I am a General Contractor—not big in terms of employees or in types of projects done. I try to be affable, understanding, and in alignment with the owner to whom I am contracted, and to the design personnel the owner has “given” me. Also, of course, I value and solicit the best from my friends, the sub-contractors— those who do the real and final work.
I have my own crews, and I try to keep them employed and busy on a continuing basis— that’s tough! I have tried to gather a cadre of skilled and talented people, with good experience, and yes, with a strain of the old school—dedication to their work and pride in what they do. Often finding such people is the toughest thing of all.
My brother is a manufacturer’s rep who represents some very fine manufacturers of about 50 products. He runs a clean operation-- good products, good service to all and good people with reliable, trustworthy and good information. We share perspectives on how we choose to work and run our businesses. And our view of the other parties in the projects we work.
To the project [in the binders].
They just arrived and I have not had time to really start to get into them, but I have an impressions already.
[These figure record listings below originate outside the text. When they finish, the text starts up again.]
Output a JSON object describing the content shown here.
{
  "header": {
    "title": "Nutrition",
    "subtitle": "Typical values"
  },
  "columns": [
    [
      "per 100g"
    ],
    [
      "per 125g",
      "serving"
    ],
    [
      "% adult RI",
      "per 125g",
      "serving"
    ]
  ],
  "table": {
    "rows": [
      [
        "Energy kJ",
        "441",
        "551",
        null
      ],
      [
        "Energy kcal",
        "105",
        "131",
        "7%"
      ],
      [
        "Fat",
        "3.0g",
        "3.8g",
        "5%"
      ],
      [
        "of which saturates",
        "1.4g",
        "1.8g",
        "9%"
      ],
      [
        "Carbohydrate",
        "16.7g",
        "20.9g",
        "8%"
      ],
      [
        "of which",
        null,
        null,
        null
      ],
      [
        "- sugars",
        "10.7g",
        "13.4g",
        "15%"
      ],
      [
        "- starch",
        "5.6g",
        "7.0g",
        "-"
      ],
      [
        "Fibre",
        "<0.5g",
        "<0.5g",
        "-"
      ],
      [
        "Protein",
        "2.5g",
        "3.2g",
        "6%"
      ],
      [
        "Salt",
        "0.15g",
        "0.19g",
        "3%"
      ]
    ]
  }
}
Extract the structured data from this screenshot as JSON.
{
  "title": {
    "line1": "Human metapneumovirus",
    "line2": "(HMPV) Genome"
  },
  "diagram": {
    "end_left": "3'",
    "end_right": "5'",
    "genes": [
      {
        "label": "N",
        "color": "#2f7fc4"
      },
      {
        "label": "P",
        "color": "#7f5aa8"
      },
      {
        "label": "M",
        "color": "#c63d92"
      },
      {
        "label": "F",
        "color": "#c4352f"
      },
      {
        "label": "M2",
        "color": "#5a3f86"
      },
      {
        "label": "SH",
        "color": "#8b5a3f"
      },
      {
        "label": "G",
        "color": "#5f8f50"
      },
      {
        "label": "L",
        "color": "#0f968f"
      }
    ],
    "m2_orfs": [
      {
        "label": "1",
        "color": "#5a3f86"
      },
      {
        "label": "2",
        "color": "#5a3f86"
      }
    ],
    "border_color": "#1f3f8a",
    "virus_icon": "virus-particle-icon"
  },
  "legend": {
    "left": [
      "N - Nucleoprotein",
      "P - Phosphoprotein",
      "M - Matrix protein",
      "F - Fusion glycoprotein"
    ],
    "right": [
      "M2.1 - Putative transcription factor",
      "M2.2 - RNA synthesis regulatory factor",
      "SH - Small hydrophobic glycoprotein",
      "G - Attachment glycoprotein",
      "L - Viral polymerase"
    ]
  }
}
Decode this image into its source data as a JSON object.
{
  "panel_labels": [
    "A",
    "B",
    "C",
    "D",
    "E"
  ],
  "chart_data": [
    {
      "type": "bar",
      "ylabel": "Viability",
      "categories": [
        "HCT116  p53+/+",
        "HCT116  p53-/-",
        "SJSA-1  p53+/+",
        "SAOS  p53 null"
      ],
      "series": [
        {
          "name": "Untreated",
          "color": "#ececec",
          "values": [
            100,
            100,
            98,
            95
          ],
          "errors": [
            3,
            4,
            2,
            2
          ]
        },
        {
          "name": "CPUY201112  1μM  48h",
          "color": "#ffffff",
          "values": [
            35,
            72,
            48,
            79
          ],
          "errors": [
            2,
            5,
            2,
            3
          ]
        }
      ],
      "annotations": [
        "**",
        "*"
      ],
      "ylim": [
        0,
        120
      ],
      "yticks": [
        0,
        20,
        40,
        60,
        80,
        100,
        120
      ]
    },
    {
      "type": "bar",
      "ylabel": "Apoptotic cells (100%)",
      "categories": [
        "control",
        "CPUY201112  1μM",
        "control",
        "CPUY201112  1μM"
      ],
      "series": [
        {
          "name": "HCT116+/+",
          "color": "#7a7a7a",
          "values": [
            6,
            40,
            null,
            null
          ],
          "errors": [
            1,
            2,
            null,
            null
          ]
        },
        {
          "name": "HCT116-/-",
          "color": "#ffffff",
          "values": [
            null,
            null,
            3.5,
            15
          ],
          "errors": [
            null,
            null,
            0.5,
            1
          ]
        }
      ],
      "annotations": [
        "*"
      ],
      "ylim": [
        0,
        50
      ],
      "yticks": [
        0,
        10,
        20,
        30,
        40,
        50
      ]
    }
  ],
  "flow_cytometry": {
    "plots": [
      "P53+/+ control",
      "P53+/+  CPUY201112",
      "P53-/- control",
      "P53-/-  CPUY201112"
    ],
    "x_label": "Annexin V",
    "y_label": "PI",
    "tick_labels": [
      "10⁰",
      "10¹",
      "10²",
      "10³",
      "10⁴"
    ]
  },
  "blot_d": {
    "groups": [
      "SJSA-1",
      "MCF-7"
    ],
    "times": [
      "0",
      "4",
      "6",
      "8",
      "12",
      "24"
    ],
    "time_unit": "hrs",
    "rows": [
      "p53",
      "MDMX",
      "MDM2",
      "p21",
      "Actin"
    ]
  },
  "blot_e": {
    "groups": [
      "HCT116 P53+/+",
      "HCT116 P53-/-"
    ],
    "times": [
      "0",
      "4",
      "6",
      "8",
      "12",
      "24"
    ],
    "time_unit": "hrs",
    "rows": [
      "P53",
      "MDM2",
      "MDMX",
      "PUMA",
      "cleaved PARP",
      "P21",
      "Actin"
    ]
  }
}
A clearly printed, direct text on the covers gives the name of the project, the owner, the design professionals, and other pertinent information. I immediately know, in general what this is all about and the people I will be working for and with. [Not like some web sites where jazzy graphics obscure the “meat” of the message and surprises the needed information].
I know the design professional’s office that produced this project. And that has real meaning to me. I have worked for them twice before, and we worked well. But many times I see documents and projects that are completely unknown to me. These are a flat out “crap-shoot”, where I can make money perhaps [I am unashamed about trying to make a profit!} or where I might wind up in court or in other bad situations.
What I like about the design firm is that they are tough— not nasty or pushy, but simply strong and businesslike. They mean what they say— and the proverbial say what they mean. They enforce their documents, and they take the heat where they make an error, never trying to maneuver errors to make them look like I was responsible. We have disagreements, but are never disagreeable—things get talked out and worked out.
But their projects appear daunting— three binders of specs!! Wow!, what are we getting into now? Why three binders? Are things so bad, complex, or messy on this project that 3 books are required to keep it straight or to get it right?
My brother has been a God-sent in helping me to understand this situation a little better. Not just this project, but really all projects. He and many of his staff are members of CSI, the Construction Specifications Institute. They all understand the work of CSI in creating a reasonable and consistent format for the display and transfer of information.
I have see the disarray of projects where the CSI format was not used. I spent more time trying to understand the system and find information, only to find it in it own disarray, and far short of what I needed. That is money out of my pocket—just trying to understand the project! Hey, not all of that is my job!
Come on! The quicker I can find what I need, the quicker I can order it; or resolve it. I do not have to engage in a scavenger hunt every time I need to find something to explain to one of my subs.
But back to the three binders. The small one is titled, “Administrative”. One large one is “Architectural”; the other is “Building Systems”. Well, I think we can do business here! Each binder contains, I assume [hate to use that word] the information associated with those general categories. So whatever situation I am involved with, I can find the correct binder—NOW! !
But still I get the impression that this project may be at the edge of my range of work—it may stretch me, and my company to get it done. But on the other hand, I like what I see so far, and that is comforting in that I can foresee good relationships, good attitudes, amiable conditions, good understanding, and reasonableness throughout.